Evidentemente, el suicidio de don Augusto Alvear se silenció desde las más altas esferas, y se hizo creer al vulgo que el aristócrata había muerto a consecuencia de un desgraciado accidente ocurrido cuando limpiaba un arma de caza. Don Donato había viajado a Ciudad Real y Aurora se hallaba ya bajo el cuidado de sus tías solteras en la finca que don Eusebio poseía en Palencia. En suma, todo se ocultó.

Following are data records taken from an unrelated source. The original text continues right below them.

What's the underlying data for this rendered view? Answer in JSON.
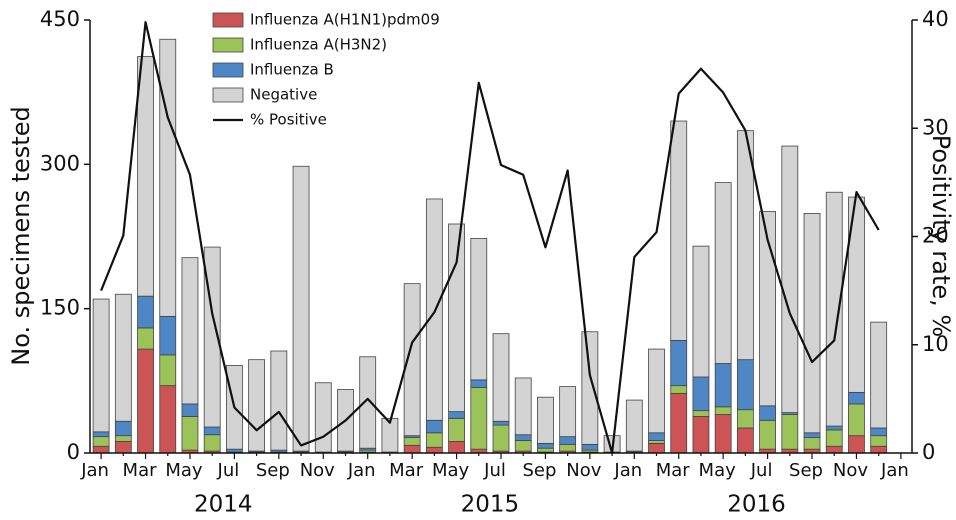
{
  "chart_data": {
    "type": "bar+line",
    "categories": [
      "Jan",
      null,
      "Mar",
      null,
      "May",
      null,
      "Jul",
      null,
      "Sep",
      null,
      "Nov",
      null,
      "Jan",
      null,
      "Mar",
      null,
      "May",
      null,
      "Jul",
      null,
      "Sep",
      null,
      "Nov",
      null,
      "Jan",
      null,
      "Mar",
      null,
      "May",
      null,
      "Jul",
      null,
      "Sep",
      null,
      "Nov",
      null,
      "Jan"
    ],
    "year_labels": [
      "2014",
      "2015",
      "2016"
    ],
    "ylabel": "No. specimens tested",
    "y2label": "Positivity rate, %",
    "ylim": [
      0,
      450
    ],
    "yticks": [
      0,
      150,
      300,
      450
    ],
    "y2lim": [
      0,
      40
    ],
    "y2ticks": [
      0,
      10,
      20,
      30,
      40
    ],
    "stacked": true,
    "series": [
      {
        "name": "Influenza A(H1N1)pdm09",
        "type": "bar",
        "color": "#cd5454",
        "values": [
          7,
          12,
          108,
          70,
          3,
          2,
          0,
          0,
          0,
          0,
          0,
          0,
          1,
          0,
          8,
          6,
          12,
          4,
          2,
          2,
          1,
          2,
          1,
          0,
          0,
          10,
          62,
          38,
          40,
          26,
          4,
          4,
          4,
          7,
          18,
          7,
          null
        ]
      },
      {
        "name": "Influenza A(H3N2)",
        "type": "bar",
        "color": "#9bc35a",
        "values": [
          10,
          6,
          22,
          32,
          35,
          17,
          1,
          1,
          1,
          1,
          0,
          1,
          2,
          0,
          8,
          15,
          24,
          64,
          27,
          11,
          4,
          7,
          2,
          0,
          1,
          3,
          8,
          6,
          8,
          19,
          30,
          36,
          12,
          17,
          33,
          11,
          null
        ]
      },
      {
        "name": "Influenza B",
        "type": "bar",
        "color": "#4f86c6",
        "values": [
          5,
          15,
          33,
          40,
          13,
          8,
          3,
          1,
          2,
          1,
          1,
          1,
          2,
          1,
          2,
          13,
          7,
          8,
          4,
          6,
          5,
          8,
          6,
          1,
          1,
          8,
          47,
          35,
          45,
          52,
          15,
          2,
          5,
          4,
          12,
          8,
          null
        ]
      },
      {
        "name": "Negative",
        "type": "bar",
        "color": "#d3d3d3",
        "values": [
          138,
          132,
          249,
          288,
          152,
          187,
          87,
          95,
          103,
          296,
          72,
          64,
          95,
          35,
          158,
          230,
          195,
          147,
          91,
          59,
          48,
          52,
          117,
          17,
          53,
          87,
          228,
          136,
          188,
          238,
          202,
          277,
          228,
          243,
          203,
          110,
          null
        ]
      },
      {
        "name": "% Positive",
        "type": "line",
        "color": "#111111",
        "axis": "y2",
        "values": [
          15,
          20.1,
          39.8,
          31,
          25.7,
          12.9,
          4.2,
          2.1,
          3.8,
          0.7,
          1.5,
          3,
          5,
          2.8,
          10.2,
          13,
          17.6,
          34.2,
          26.6,
          25.7,
          19,
          26.1,
          7.2,
          0,
          18.1,
          20.4,
          33.2,
          35.5,
          33.3,
          29.8,
          19.7,
          12.9,
          8.4,
          10.4,
          24.1,
          20.6,
          null
        ]
      }
    ]
  }
}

A pesar de ello, Víctor sabía que era imposible evitar que poco a poco los cotilleos de las comadres comenzaran a hacerse eco de aquellos desgraciados sucesos, por lo que se juró a sí mismo resolver el caso y salvar el buen nombre de la familia de su amada. Sabía que era ingenuo por su parte, pero en el fondo creía que si lograba solventar el caso podría conseguir a Clara. Se imaginaba a sí mismo recibiendo los parabienes y la bendición de doña Ana Escurza para casarse con su hija. Un sueño idiota de enamorado. Aunque él era un liberal, un hombre de ideas abiertas que no podía resignarse a la rigidez del sistema, las cosas podían cambiar y nada era inmutable. Tenía que luchar por conseguirla, aunque el ejemplo de Aurora y el músico, Fernando, no resultaba demasiado alentador.